L’otto aprile del 2000, il quotidiano britannico The Times riportava la tesi di un professore di Palermo, Martino Iuvara, che, riprendendo alcune perplessità già espresse anni prima dal Prof. Besta dell’Università di Palermo, sosteneva che il più grande autore della letteratura inglese era, in realtà, di nazionalità italiana. Tra le altre cose Iuvara attribuiva a William Shakespeare il volume, I secondi frutti (Second Fruits), scritto nel XVI sec., contenente seimila proverbi italiani, che in realtà è un’opera di Giovanni Florio, pubblicata nel 1591. Il professore palermitano parlava anche di una biblioteca di Shakespeare della quale non esiste alcuna traccia: forse si riferiva ai libri italiani, francesi e spagnoli (pare 340), che John Florio, con un testamento scritto nel 1625, l’anno stesso della sua morte, lasciò all’amico e protettore Lord William Pembroke.
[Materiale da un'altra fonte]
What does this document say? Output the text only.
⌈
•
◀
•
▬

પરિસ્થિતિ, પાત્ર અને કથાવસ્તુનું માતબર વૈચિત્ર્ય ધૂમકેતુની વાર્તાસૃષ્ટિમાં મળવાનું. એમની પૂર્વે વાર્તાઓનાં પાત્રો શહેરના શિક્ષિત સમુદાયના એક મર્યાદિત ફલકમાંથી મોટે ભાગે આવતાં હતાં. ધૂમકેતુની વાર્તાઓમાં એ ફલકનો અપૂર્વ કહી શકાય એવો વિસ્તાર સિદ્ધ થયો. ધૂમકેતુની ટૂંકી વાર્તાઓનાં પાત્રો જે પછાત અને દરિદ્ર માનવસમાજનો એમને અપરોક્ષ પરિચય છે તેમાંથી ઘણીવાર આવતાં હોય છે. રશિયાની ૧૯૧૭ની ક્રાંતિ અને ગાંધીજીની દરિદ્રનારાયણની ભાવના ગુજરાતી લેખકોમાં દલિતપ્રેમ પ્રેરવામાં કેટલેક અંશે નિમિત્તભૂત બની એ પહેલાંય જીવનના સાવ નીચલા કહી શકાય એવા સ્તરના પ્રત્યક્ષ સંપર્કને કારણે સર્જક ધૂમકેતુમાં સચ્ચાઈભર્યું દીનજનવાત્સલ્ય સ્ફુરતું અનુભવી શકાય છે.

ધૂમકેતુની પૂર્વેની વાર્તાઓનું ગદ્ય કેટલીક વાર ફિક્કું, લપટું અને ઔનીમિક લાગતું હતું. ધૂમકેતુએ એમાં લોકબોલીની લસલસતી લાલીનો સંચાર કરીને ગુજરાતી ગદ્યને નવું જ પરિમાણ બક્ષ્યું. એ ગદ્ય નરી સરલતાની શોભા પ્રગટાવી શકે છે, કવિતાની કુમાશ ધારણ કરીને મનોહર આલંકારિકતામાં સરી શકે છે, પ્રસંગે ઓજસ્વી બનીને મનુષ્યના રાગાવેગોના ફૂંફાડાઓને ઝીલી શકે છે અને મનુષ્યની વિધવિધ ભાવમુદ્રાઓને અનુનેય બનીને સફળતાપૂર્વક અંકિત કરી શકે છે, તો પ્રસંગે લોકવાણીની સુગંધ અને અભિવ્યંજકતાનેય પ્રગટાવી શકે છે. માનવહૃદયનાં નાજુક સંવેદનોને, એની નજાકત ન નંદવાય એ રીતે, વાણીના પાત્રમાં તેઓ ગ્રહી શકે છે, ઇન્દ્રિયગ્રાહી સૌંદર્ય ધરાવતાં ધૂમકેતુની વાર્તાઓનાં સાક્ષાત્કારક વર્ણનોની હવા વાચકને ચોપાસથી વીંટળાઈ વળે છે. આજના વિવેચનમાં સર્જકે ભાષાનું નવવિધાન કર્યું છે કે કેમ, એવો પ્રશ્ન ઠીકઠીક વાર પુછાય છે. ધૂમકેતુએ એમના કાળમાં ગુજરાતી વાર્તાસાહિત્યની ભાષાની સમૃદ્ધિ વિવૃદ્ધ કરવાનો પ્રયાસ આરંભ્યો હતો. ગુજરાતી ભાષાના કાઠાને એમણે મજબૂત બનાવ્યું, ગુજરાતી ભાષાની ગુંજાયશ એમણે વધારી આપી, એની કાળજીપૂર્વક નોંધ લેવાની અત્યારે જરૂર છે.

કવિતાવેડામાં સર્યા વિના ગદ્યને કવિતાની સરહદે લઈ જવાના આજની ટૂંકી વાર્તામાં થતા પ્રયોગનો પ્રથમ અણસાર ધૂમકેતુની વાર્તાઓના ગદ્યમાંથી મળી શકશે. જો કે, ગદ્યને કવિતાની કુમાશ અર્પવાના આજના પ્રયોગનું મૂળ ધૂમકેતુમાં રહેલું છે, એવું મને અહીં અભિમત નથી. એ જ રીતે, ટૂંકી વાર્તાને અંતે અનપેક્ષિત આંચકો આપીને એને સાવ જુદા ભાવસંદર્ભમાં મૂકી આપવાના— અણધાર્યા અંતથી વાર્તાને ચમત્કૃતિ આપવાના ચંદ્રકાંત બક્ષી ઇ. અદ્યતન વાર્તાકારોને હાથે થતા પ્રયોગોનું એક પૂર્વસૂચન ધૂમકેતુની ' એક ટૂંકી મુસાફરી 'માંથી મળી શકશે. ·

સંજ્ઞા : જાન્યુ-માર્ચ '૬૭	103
Con il passare degli anni il numero degli studiosi che contestano la paternità delle opere di Shakespeare è notevolmente aumentato e non pochi propongono John Florio come il vero autore delle opere attribuite al bardo: un’opinione espressa anche da Lamberto Tassinari, nel suo volume Shakespeare? È il nome d’arte di John Florio (Giano Books, Montréal, 2008), ma condivisa anche dal ricercatore Saul Gerevin. Indizi che avallano l’ipotesi secondo la quale sotto il nome di Shakespeare si nasconda proprio John Florio sono stati rinvenuti nella letteratura inglese della fine del XVI sec. da Giulia Harding, una giornalista della BBC radio, e Corrado Panzieri.
Ho espresso i miei dubbi a Panzeri che così ha risposto: “Non mi sorprendo delle sue impressioni […] Saul Gerevini ed io stesso – coadiuvati da un nutrito gruppo di studiosi italiani e stranieri – abbiamo impiegato oltre venti anni in ricerche negli archivi storici italiani, inglesi e svizzeri per entrare in possesso di prove documentali e riferimenti editoriali dei secoli XVI e XVII, grazie ai quali abbiamo potuto ricostruire al meglio le biografie dei due Florio, padre e figlio, ma anche quella, ben più credibile, perché documentata, di William Shaksper (un attore quasi analfabeta di Stratford, erroneamente chiamato Shakespeare da Santi Paladino, n.d.a.). […] Ogni nostra affermazione è suffragata da documenti originali archiviari o riconducibili a precisi riferimenti o trascrizioni editoriali”.
Nella sua e-mail mi parla anche di un dibattito tra il prof. Stephen Greenblatt, docente di Harvard, Gerevini e il prof. Lambert Tassinari di Montreal che è intervenuto con una “lettera aperta”, ma a dire il vero i miei dubbi non sono stati del tutto sciolti.
Andrea Camilleri, su La Stampa, nel 2000, affermò che se Shakespeare fosse di origine italiana non potrebbe che appartenere a quella famiglia Florio che per quasi due secoli stupì il mondo con le sue flotte, le sue industrie e le sue ricchezze ma che, come afferma il Professore emerito dell’Università di Palermo Orazio Concila, non erano di origine siciliana, bensì calabrese: provenivano da Melicuccà, un paesino della piana di Gioia Tauro dominato dai Cavalieri di Malta sin dal 1445 dove era difficile la vita a un medico, Giovanni Florio, convertitosi al calvinismo, che si trasferì a Messina e dal cui matrimonio con Guglielma Crollalanza nacque il figlio Michelangelo in cui, come afferma il Prof. Iuvara, è da riconoscere il bardo e che, in onore della madre, si fece chiamare William Shakespeare (Guglielmo Crollalanza appunto).